« L’Orient est l’Orient, l’Occident est l’Occident et, jamais, ces deux mondes ne parviendront à se rencontrer. » (Rudyard Kipling)

En s’érigeant porte-parole des Arabes tout en ouvrant ses colonnes aux Occidentaux, Le Safir francophone a tenté l’aventure folle de les rapprocher.

« Les esprits d’élite discutent des idées, les esprits moyens discutent des événements, les esprits médiocres discutent des personnes », écrivait Jules Romains.

Le Safir francophone s’attache à la mise en valeur des idées brillantes et des analyses politiques les plus profondes.

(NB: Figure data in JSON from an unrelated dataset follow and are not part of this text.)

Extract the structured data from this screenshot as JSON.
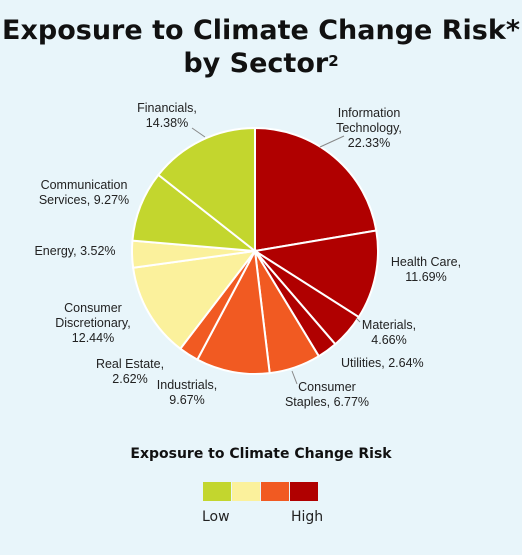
{
  "title_line1": "Exposure to Climate Change Risk*",
  "title_line2": "by Sector",
  "title_superscript": "2",
  "chart_data": {
    "type": "pie",
    "title": "Exposure to Climate Change Risk* by Sector²",
    "slices": [
      {
        "label_lines": [
          "Information",
          "Technology,",
          "22.33%"
        ],
        "name": "Information Technology",
        "value": 22.33,
        "color": "#b00000"
      },
      {
        "label_lines": [
          "Health Care,",
          "11.69%"
        ],
        "name": "Health Care",
        "value": 11.69,
        "color": "#b00000"
      },
      {
        "label_lines": [
          "Materials,",
          "4.66%"
        ],
        "name": "Materials",
        "value": 4.66,
        "color": "#b00000"
      },
      {
        "label_lines": [
          "Utilities, 2.64%"
        ],
        "name": "Utilities",
        "value": 2.64,
        "color": "#b00000"
      },
      {
        "label_lines": [
          "Consumer",
          "Staples, 6.77%"
        ],
        "name": "Consumer Staples",
        "value": 6.77,
        "color": "#f15a22"
      },
      {
        "label_lines": [
          "Industrials,",
          "9.67%"
        ],
        "name": "Industrials",
        "value": 9.67,
        "color": "#f15a22"
      },
      {
        "label_lines": [
          "Real Estate,",
          "2.62%"
        ],
        "name": "Real Estate",
        "value": 2.62,
        "color": "#f15a22"
      },
      {
        "label_lines": [
          "Consumer",
          "Discretionary,",
          "12.44%"
        ],
        "name": "Consumer Discretionary",
        "value": 12.44,
        "color": "#fbf19c"
      },
      {
        "label_lines": [
          "Energy, 3.52%"
        ],
        "name": "Energy",
        "value": 3.52,
        "color": "#fbf19c"
      },
      {
        "label_lines": [
          "Communication",
          "Services, 9.27%"
        ],
        "name": "Communication Services",
        "value": 9.27,
        "color": "#c3d62e"
      },
      {
        "label_lines": [
          "Financials,",
          "14.38%"
        ],
        "name": "Financials",
        "value": 14.38,
        "color": "#c3d62e"
      }
    ]
  },
  "legend": {
    "title": "Exposure to Climate Change Risk",
    "colors": [
      "#c3d62e",
      "#fbf19c",
      "#f15a22",
      "#b00000"
    ],
    "low_label": "Low",
    "high_label": "High"
  }
}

Le Safir francophone, un rempart contre les stéréotypes et les idées reçues

As-Safir est aujourd’hui le seul quotidien libanais doté d’un supplément d’âme en langue française. Il s’est teint d’une francophonie originale et… essentielle : elle ne brade pas l’identité arabe et ne trouve jamais les causes justes démodées, elle prouve qu’on peut être à la fois francophone et pro-Palestinien, et, enfin, elle entend restaurer l’écriture dans sa mission la plus noble.

Dîtes-le avec de l’art…

Le Safir francophone est un éventail de réflexions stratégiques émaillées par un choix de peintures et une iconographie qui ne doivent rien au hasard. Plaisir des yeux et éveilleur de la conscience, l’art fait bien plus qu’illustrer, car « une image vaut dix mille mots ».

Le Safir francophone ou le choix de l’excellence

La fine fleur de la littérature s’est invitée dans nos pages, éclairant les domaines de la culture, de l’art, de la politique ou de l’économie… La pensée arabe dans ce qu’elle a de plus accompli, traduite en langue française ou exprimée directement en français, avec une porte ouverte à l’éclosion de jeunes plumes douées.

Un mariage réussi entre littérature et politique

Le Safir francophone associe littérature et politique. Soucieux que l’écrit soit un écrin pour la pensée, il prend soin du verbe et jongle avec les mots ; il cherche aussi à éclairer notre présent par les citations des grands penseurs du passé.

Un supplément engagé

« Le monde ne sera pas détruit par ceux qui font le mal, mais par ceux qui les regardent sans rien faire. » (Albert Einstein)

Le Safir francophone dénonce et ne transige pas. Dans un monde submergé par la succession des événements et l’anarchie des dépêches qui les commentent, Le Safir francophone, soucieux de vérité et de justice, épure l’information.

Si près des tabous

« Il est absurde d’avoir une règle rigoureuse sur ce qu’on doit lire ou pas. Plus de la moitié de la culture intellectuelle moderne dépend de ce qu’on ne devrait pas lire. » (Oscar Wilde)

Le Safir francophone vainc les tabous. Il ose expliquer, par exemple, dans un dossier de plusieurs pages, les dangers d’un concept comme le judaïsme d’Etat, et ce au moment où la presse mondiale et libanaise a presque passé outre. Il ose se démarquer du discours mondialisé et des puissances qui le forgent.

Nous ne sommes pas un journal

Nous ne sommes pas un journal et nous sommes plus qu’un supplément, nous sommes un point de rencontre et de convergence entre la discipline rigoureuse de l’Occident et la folie indomptable de l’Orient. Ici se donne à lire une des langues majeures de l’Europe, passionnément investie par une pensée arabe en pleine possession d’elle-même.